The Centers for Medicare and Medicaid Services (CMS) has issued a proposed rule under which Medicare payments and quality reporting would change for home health agencies (HHAs).

The HHA unit of payment would change from 60 to 30 days in 2020. And according to CMS, the Home Health Value-Based Purchasing Model, the Home Health Quality Reporting System, and the case-mix adjustment methodology for the Home Health Prospective Payment System would change to better align with the agency’s goal of moving from volume- to value-based care.

CMS projects that its proposed changes would increase payments to HHAs by 2.1 percent, or $400 million, in 2019 and that HHAs would have net annualized savings of $60 million in 2020.
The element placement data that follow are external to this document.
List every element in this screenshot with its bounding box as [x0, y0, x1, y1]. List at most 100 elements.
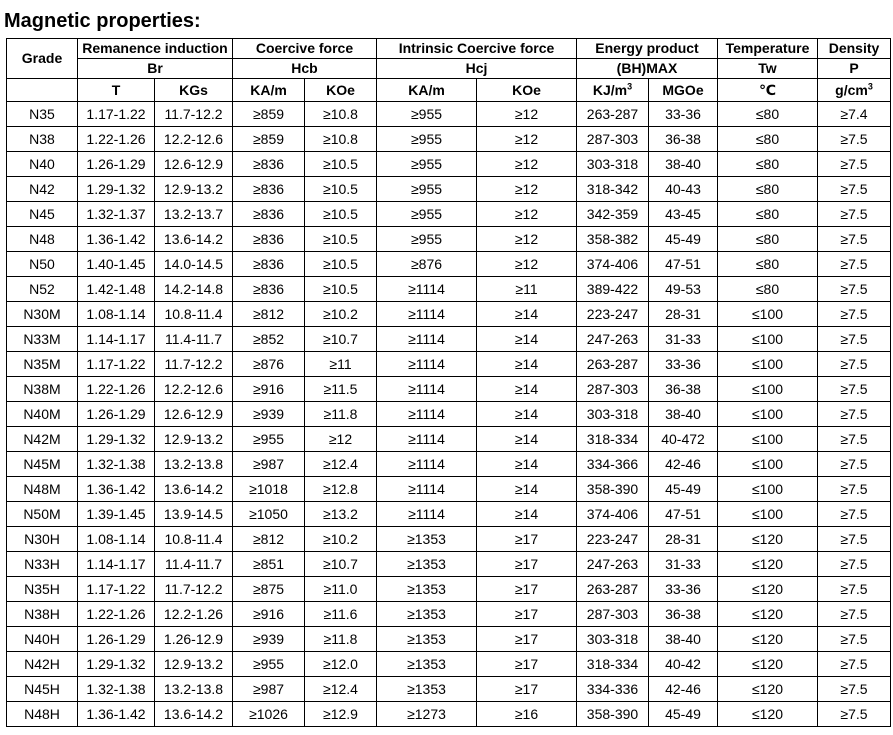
temperature-cell: ≤80 [717, 101, 818, 127]
grade-cell: N40 [6, 151, 78, 177]
bhmax-kjm3-cell: 358-390 [576, 476, 649, 502]
hcj-kam-cell: ≥1114 [376, 351, 477, 377]
hcb-kam-cell: ≥859 [232, 101, 305, 127]
temperature-cell: ≤120 [717, 526, 818, 552]
grade-cell: N50 [6, 251, 78, 277]
table-row: N35M 1.17-1.22 11.7-12.2 ≥876 ≥11 ≥1114 ≥14 263… [6, 351, 891, 377]
br-tesla-cell: 1.22-1.26 [77, 126, 155, 152]
unit-gcm3: g/cm3 [817, 78, 891, 102]
bhmax-mgoe-cell: 38-40 [648, 401, 718, 427]
hcj-kam-cell: ≥955 [376, 226, 477, 252]
bhmax-kjm3-cell: 318-334 [576, 651, 649, 677]
hcb-koe-cell: ≥10.5 [304, 201, 377, 227]
bhmax-kjm3-cell: 247-263 [576, 326, 649, 352]
density-cell: ≥7.5 [817, 476, 891, 502]
unit-gcm-text: g/cm [835, 82, 868, 98]
energy-product-symbol: (BH)MAX [576, 58, 718, 79]
grade-cell: N33M [6, 326, 78, 352]
bhmax-mgoe-cell: 36-38 [648, 126, 718, 152]
density-cell: ≥7.5 [817, 576, 891, 602]
br-kgs-cell: 12.6-12.9 [154, 151, 233, 177]
grade-cell: N42H [6, 651, 78, 677]
grade-cell: N45M [6, 451, 78, 477]
hcb-koe-cell: ≥10.8 [304, 101, 377, 127]
hcj-kam-cell: ≥1114 [376, 401, 477, 427]
br-tesla-cell: 1.29-1.32 [77, 651, 155, 677]
grade-cell: N45 [6, 201, 78, 227]
hcj-koe-cell: ≥14 [476, 451, 577, 477]
hcb-kam-cell: ≥836 [232, 151, 305, 177]
temperature-cell: ≤100 [717, 401, 818, 427]
hcb-koe-cell: ≥10.2 [304, 526, 377, 552]
temperature-header: Temperature [717, 38, 818, 59]
bhmax-mgoe-cell: 45-49 [648, 226, 718, 252]
unit-hcj-kam: KA/m [376, 78, 477, 102]
hcj-koe-cell: ≥12 [476, 126, 577, 152]
density-cell: ≥7.5 [817, 151, 891, 177]
hcb-kam-cell: ≥916 [232, 601, 305, 627]
br-tesla-cell: 1.14-1.17 [77, 326, 155, 352]
table-row: N33H 1.14-1.17 11.4-11.7 ≥851 ≥10.7 ≥1353 ≥17 2… [6, 551, 891, 577]
br-kgs-cell: 11.7-12.2 [154, 351, 233, 377]
remanence-symbol: Br [77, 58, 233, 79]
hcb-koe-cell: ≥11.6 [304, 601, 377, 627]
density-cell: ≥7.5 [817, 301, 891, 327]
grade-cell: N42M [6, 426, 78, 452]
temperature-cell: ≤120 [717, 576, 818, 602]
hcb-koe-cell: ≥12.8 [304, 476, 377, 502]
br-tesla-cell: 1.36-1.42 [77, 476, 155, 502]
bhmax-mgoe-cell: 33-36 [648, 101, 718, 127]
bhmax-kjm3-cell: 287-303 [576, 126, 649, 152]
table-row: N50M 1.39-1.45 13.9-14.5 ≥1050 ≥13.2 ≥1114 ≥14… [6, 501, 891, 527]
density-symbol: P [817, 58, 891, 79]
density-cell: ≥7.5 [817, 401, 891, 427]
hcb-koe-cell: ≥11.0 [304, 576, 377, 602]
unit-hcb-koe: KOe [304, 78, 377, 102]
bhmax-kjm3-cell: 263-287 [576, 101, 649, 127]
hcb-kam-cell: ≥1018 [232, 476, 305, 502]
hcj-koe-cell: ≥14 [476, 376, 577, 402]
density-cell: ≥7.5 [817, 126, 891, 152]
bhmax-mgoe-cell: 47-51 [648, 251, 718, 277]
grade-cell: N42 [6, 176, 78, 202]
unit-kjm-text: KJ/m [592, 82, 628, 98]
grade-cell: N30H [6, 526, 78, 552]
bhmax-kjm3-cell: 374-406 [576, 501, 649, 527]
hcb-koe-cell: ≥11.8 [304, 626, 377, 652]
bhmax-mgoe-cell: 28-31 [648, 526, 718, 552]
table-row: N48 1.36-1.42 13.6-14.2 ≥836 ≥10.5 ≥955 ≥12 358… [6, 226, 891, 252]
grade-cell: N30M [6, 301, 78, 327]
hcj-koe-cell: ≥12 [476, 151, 577, 177]
density-cell: ≥7.5 [817, 601, 891, 627]
hcb-koe-cell: ≥10.7 [304, 326, 377, 352]
bhmax-kjm3-cell: 263-287 [576, 576, 649, 602]
br-kgs-cell: 13.2-13.7 [154, 201, 233, 227]
density-header: Density [817, 38, 891, 59]
bhmax-mgoe-cell: 38-40 [648, 626, 718, 652]
table-row: N38 1.22-1.26 12.2-12.6 ≥859 ≥10.8 ≥955 ≥12 287… [6, 126, 891, 152]
bhmax-mgoe-cell: 38-40 [648, 151, 718, 177]
hcb-koe-cell: ≥10.8 [304, 126, 377, 152]
hcj-kam-cell: ≥1114 [376, 326, 477, 352]
temperature-cell: ≤100 [717, 351, 818, 377]
hcj-kam-cell: ≥1353 [376, 626, 477, 652]
hcj-kam-cell: ≥955 [376, 151, 477, 177]
bhmax-kjm3-cell: 303-318 [576, 626, 649, 652]
temperature-cell: ≤80 [717, 276, 818, 302]
hcb-koe-cell: ≥13.2 [304, 501, 377, 527]
density-cell: ≥7.4 [817, 101, 891, 127]
magnetic-properties-table: Grade Remanence induction Coercive force… [6, 38, 891, 727]
table-row: N52 1.42-1.48 14.2-14.8 ≥836 ≥10.5 ≥1114 ≥11 38… [6, 276, 891, 302]
hcj-kam-cell: ≥1353 [376, 576, 477, 602]
grade-cell: N40H [6, 626, 78, 652]
hcb-kam-cell: ≥1026 [232, 701, 305, 727]
hcj-kam-cell: ≥1114 [376, 276, 477, 302]
hcb-kam-cell: ≥812 [232, 526, 305, 552]
bhmax-kjm3-cell: 334-366 [576, 451, 649, 477]
br-kgs-cell: 14.0-14.5 [154, 251, 233, 277]
hcj-kam-cell: ≥1353 [376, 651, 477, 677]
grade-cell: N45H [6, 676, 78, 702]
table-row: N35H 1.17-1.22 11.7-12.2 ≥875 ≥11.0 ≥1353 ≥17 2… [6, 576, 891, 602]
br-tesla-cell: 1.17-1.22 [77, 101, 155, 127]
hcj-kam-cell: ≥955 [376, 101, 477, 127]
Congress has mandated that CMS change the payment system for HHAs so that Medicare stops using the number of therapy visits provided to patients to determine payments. The current proposal would shift to the “Patient-Driven Grouping Model,” which according to CMS “removes the current incentive to overprovide therapy” and focuses “more heavily on clinical characteristics and other patient information to allow payments to more closely coincide with patients’ needs.”

CMS says the Home Quality Reporting Program and the Home Health Value-Based Purchasing Model also would change to make measures reported to the agency more meaningful. Further, CMS wants to decrease the regulatory burden on home health practitioners and physicians by changing the home health delivery system.

To that end, CMS says it would among other things “eliminate the requirement that the certifying physician estimate how much longer skilled services are required when recertifying the need for continued home healthcare.” CMS says that change “would result in annualized cost savings to certifying physicians of $14 million.”